Parallèlement à la gestion de studios et salles de projection, les Shaw diversifient leurs activités et leurs placements en ouvrant de nombreux lieux de divertissement (arènes de lutte, cabarets, salles de jeux…) et organisent concours de chant, de danse et autres compétitions de Miss Beauté.

Personnel de La Unique à Shanghai posant pour une photo de groupe.
Au premier rang cinquième à gauche Runje Shaw, septième à gauche Runde Shaw.

Malgré son incontestable réussite commerciale et artistique, la Tianyi Film Co. ne compte pas à l’époque parmi les plus prestigieux studios de Shanghai, même si elle s’impose indéniablement comme un important « major » de second ordre. On pourrait la comparer au studio RKO de l’âge d’or hollywoodien, alors dirigé par Howard Hughes. Une de ses particularités est que du fait du contrôle direct et étroit exercé par Runje Shaw, la Tianyi est un des seuls studios à ne pas être lourdement infiltré par des activistes de gauche qui, chez les concurrents, cherchent à organiser des syndicats et faire diffuser leurs idées dans les films.

Quelques ombres planent cependant sur l’entreprise Tianyi Film Co.. Tout d’abord, les compagnies rivales continuent de bloquer toute expansion des Shaw sur l’ensemble du territoire chinois. Puis, l’autoritarisme du régime du Guomindang pèse de plus en plus sur l’industrie cinématographique locale. C’est ainsi qu’après s’être attaqué au cinéma trop progressiste de Shanghai, le gouvernement interdit la production de films fantastiques mâtinés de wu xia pian sous prétexte qu’ils encouragent la superstition (les maoïstes reprendront l’argument des années plus tard). De plus, les films en cantonais viennent allonger la liste des œuvres à proscrire car susceptibles de gêner la promotion de la langue nationale, le mandarin. Enfin, la Tianyi Film Co. se trouve quelque peu éloignée du cœur de l’action car localisée à Shanghai : elle se trouve de fait loin de ses marchés de distribution, majoritairement situés en Asie du Sud-Est et à Hong-Kong.

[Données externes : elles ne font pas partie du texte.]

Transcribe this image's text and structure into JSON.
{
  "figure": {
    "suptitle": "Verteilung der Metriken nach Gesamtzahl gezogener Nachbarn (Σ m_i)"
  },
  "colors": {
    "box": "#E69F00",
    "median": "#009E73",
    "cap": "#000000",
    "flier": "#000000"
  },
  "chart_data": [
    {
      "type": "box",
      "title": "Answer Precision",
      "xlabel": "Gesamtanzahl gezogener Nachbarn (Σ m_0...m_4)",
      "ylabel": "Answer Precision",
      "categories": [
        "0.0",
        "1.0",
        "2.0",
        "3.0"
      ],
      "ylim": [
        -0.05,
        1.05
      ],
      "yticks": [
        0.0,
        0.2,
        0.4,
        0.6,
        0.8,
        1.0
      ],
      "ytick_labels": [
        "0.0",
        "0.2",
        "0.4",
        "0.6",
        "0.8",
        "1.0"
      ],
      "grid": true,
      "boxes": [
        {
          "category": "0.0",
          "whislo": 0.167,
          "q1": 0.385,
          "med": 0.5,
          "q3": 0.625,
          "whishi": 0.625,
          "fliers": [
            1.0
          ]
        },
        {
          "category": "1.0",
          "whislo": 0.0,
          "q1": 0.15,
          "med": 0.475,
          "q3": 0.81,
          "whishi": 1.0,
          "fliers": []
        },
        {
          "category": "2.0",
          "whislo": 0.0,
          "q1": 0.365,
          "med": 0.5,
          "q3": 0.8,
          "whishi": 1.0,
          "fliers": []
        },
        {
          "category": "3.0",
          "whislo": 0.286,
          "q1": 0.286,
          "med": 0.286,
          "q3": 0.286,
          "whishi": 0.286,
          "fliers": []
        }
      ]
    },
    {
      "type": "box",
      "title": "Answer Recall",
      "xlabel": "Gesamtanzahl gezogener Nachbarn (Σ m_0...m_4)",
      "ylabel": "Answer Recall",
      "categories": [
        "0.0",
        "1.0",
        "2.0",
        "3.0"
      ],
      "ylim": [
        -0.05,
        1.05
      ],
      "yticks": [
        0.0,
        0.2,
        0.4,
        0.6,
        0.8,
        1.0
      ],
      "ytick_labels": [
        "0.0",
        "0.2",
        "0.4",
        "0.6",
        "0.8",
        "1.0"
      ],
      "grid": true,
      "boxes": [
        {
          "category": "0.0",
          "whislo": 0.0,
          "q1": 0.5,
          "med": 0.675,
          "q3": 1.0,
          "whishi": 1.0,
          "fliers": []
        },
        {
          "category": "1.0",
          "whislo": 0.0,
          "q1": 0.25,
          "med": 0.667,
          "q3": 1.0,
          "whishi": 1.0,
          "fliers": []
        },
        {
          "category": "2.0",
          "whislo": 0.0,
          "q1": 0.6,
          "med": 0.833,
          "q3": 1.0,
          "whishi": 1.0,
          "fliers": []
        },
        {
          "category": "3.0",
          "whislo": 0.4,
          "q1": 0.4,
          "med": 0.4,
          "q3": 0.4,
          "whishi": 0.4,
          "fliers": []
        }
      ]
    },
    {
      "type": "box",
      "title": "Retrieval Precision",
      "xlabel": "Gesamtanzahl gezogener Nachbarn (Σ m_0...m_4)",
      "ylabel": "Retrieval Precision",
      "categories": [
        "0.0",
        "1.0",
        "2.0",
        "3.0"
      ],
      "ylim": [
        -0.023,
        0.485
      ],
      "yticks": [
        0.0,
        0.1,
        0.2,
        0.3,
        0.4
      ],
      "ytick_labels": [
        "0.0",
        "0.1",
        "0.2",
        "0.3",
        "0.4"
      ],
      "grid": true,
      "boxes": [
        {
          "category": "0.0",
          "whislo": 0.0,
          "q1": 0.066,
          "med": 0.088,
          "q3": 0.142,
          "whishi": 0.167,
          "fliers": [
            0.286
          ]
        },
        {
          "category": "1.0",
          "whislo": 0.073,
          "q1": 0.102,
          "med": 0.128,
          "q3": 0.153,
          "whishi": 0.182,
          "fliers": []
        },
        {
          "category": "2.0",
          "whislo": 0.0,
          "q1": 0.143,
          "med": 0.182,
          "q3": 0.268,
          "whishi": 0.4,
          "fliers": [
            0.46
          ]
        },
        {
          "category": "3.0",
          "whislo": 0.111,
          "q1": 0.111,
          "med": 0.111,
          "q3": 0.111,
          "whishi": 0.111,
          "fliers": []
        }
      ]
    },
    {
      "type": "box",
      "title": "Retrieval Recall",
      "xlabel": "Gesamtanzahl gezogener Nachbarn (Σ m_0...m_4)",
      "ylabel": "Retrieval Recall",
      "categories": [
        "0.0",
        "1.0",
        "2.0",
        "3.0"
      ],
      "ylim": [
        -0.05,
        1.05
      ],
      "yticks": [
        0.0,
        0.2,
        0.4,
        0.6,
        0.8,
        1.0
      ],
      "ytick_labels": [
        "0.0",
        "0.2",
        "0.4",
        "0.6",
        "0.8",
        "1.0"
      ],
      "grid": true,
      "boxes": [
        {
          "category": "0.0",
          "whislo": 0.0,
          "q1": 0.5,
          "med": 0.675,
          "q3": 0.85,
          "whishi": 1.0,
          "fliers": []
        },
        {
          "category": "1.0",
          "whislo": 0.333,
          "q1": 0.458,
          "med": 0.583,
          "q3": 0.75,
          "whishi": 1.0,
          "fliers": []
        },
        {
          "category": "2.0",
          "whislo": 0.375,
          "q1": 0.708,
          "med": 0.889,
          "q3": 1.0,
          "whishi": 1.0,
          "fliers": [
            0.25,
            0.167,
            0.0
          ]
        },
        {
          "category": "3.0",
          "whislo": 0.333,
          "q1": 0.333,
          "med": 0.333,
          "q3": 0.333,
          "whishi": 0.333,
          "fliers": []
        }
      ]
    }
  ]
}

Mais si à Shanghai même, la Tianyi constitue un studio de second ordre, l’importance de leurs réseaux dans le Sud en fait en revanche là-bas des acteurs de premier plan. Devant ce constat, Runje prend une décision capitale, lourde de conséquences pour l’avenir des frères Shaw. Elle constitue le deuxième tournant de leur histoire et changera leurs destinés pour toujours.


Les Shaw s’installent à Hong Kong

Devant l’évolution du marché, Runje décide donc de laisser les rênes de la production shanghaienne à son frère Runde. Lui, soucieux de se rapprocher des acteurs et actrices d’opéra cantonais, mais aussi de bénéficier du statut portuaire de la ville et de ses avantages fiscaux, déplace en 1934 les activités de production de la Tianyi Film Co de Shanghai à Hong Kong (une filiale de la société, La Tianyi Film Co Shanghai, demeure toutefois en Chine). La Tianyi Film Co Hong Kong Studio, sise à Kowloon, est née !

La Tianyi (HK)

La Tianyi Hong Kong s’installe donc dans le quartier de Kowloon et s’offre, outre deux plateaux de tournage, des infrastructures techniques conséquentes : bureaux administratifs, salle de montage, salle de développement, salle de projection, archives pour stocker les bobines, etc.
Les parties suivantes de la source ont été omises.